Combat is another matter. When two armies come into contact with one another and a battle ensues, tactical combat takes place in a fully rendered landscape. When armies clash, they're commanded by clicking on their representative battle flags and maneuvered into place with a fairly large number of formation options and attack modes. Up to five thousand individual soldiers can clash in these environments, and although the individual men are not rendered in great detail, the movement of vast armies over the landscape has a terrible beauty all its own; Kurosawa fans will appreciate the comparison. In an appropriate tribute to Sun Tzu and the nature of Samurai combat in general, battles do not last long and are generally decided at the outset. There are no trump cards to play and the only real hope for victory is to look for openings in your enemies' defense or attack plan. Charge the archers with spearmen and you will do well, charge standing spearmen with cavalry and you're fucked. Tactical mode is made all the more difficult because the enemy AI is so smart, its actions are based strictly upon the philosophy of Sun Tzu. Expect smaller forces to hide in elevated, densely-forested areas, and hold back a small force of reserves for commitment at the precise moment they are most needed. In all, the tactical game is deceptively simple and tremendously difficult. It wouldn't be enough of a game to stand on its own, but it's the perfect compliment to the slow, contemplative pacing of the strategic game.

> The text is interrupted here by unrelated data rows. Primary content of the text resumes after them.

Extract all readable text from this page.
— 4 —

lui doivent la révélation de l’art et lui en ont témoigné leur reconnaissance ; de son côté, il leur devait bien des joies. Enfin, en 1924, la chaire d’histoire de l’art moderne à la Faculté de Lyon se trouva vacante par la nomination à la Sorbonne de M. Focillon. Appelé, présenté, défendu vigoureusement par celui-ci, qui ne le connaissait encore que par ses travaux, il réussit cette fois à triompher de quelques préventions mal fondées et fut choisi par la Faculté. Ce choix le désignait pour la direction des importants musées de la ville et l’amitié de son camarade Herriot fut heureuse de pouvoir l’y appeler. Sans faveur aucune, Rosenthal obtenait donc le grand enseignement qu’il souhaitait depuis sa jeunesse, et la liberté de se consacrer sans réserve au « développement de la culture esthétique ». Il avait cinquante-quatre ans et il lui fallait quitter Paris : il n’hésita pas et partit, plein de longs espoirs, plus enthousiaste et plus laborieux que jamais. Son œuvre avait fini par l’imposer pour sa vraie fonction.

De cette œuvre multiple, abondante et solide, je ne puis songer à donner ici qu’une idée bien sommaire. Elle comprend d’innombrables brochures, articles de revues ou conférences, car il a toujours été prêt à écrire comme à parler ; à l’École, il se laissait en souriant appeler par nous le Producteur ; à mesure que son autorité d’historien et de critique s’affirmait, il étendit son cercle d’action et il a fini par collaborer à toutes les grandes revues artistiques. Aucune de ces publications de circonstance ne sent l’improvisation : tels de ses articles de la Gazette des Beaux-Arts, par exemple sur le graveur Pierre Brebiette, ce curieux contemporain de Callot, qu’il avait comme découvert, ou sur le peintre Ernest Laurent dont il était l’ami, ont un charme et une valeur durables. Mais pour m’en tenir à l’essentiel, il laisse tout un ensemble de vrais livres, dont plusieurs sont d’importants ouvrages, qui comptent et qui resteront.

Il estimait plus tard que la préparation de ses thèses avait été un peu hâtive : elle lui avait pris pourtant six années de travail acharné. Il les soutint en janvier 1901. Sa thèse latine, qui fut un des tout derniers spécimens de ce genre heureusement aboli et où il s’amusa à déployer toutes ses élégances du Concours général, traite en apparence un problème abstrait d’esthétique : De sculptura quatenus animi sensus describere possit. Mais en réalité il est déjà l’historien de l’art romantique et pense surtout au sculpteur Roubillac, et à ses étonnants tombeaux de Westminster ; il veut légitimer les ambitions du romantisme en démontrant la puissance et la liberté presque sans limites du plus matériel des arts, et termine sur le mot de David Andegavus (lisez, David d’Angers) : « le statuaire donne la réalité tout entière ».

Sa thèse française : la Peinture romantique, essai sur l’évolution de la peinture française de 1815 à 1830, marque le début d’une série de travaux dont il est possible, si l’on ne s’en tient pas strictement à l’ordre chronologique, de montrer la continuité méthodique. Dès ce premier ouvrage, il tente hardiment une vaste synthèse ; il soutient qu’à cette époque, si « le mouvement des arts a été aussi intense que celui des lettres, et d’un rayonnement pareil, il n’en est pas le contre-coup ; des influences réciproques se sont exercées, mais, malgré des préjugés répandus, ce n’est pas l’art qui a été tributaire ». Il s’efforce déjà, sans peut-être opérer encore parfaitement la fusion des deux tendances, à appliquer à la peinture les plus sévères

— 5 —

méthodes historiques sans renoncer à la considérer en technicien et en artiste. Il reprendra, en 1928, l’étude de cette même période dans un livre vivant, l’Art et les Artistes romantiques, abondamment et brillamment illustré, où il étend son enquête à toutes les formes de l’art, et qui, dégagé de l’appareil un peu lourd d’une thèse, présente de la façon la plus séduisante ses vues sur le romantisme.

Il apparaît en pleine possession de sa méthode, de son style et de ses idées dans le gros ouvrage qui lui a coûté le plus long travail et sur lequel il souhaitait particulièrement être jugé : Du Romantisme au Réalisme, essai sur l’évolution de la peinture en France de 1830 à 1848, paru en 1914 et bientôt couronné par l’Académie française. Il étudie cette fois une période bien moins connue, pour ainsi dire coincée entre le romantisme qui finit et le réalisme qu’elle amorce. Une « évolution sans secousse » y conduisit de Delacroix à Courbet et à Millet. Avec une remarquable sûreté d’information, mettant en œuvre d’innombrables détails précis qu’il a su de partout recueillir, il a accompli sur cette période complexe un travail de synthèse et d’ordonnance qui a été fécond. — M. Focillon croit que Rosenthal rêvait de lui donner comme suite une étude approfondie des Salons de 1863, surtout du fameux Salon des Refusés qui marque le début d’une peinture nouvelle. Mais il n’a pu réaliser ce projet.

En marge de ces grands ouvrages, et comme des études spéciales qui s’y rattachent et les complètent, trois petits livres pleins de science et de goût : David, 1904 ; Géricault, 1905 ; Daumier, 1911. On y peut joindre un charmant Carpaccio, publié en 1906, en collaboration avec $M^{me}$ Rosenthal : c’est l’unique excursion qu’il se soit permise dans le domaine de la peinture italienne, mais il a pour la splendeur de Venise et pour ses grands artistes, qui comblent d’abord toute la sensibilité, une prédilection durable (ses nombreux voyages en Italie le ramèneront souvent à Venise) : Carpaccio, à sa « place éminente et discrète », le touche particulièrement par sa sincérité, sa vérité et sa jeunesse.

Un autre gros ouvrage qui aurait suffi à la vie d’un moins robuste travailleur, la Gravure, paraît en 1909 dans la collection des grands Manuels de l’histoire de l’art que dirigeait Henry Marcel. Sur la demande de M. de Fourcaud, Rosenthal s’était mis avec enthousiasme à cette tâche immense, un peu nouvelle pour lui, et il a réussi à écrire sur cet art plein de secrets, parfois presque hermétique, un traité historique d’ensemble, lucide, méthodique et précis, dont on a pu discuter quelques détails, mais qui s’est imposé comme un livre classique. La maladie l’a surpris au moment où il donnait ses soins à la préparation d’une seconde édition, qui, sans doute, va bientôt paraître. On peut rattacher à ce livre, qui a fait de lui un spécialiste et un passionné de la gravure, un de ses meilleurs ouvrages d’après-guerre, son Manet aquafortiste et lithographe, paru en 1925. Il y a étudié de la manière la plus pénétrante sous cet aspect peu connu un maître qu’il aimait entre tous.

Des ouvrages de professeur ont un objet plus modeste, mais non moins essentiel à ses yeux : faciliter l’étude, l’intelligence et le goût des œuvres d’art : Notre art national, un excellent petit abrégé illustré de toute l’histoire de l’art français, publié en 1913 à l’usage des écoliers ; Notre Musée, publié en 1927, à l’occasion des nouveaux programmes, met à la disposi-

Shogun will not suffer comparison to other titles because it's unlike most of them. It's a challenging, contemplative variation on strategic board games like Chess and Risk. The graphics and sound are quite attractive but not revolutionary in any way - they carry tremendous visceral impact and get the job done. Shogun is firmly grounded in the fascinating history of feudal Japan. It comes with an extensive amount of background text for those who may be interested in learning more, and it introduces no fantastic or unrealistic elements to take away from the visceral experience it so compellingly renders. It's recommended for those patient enough to keep coming back for more after the computer has outsmarted you a dozen times, as well as those interested in feudal Japan or fans of Kurosawa's films. It depicts an aspect of Japanese culture all too often forgotten in the wide-eyed animated exports we're bombarded with today.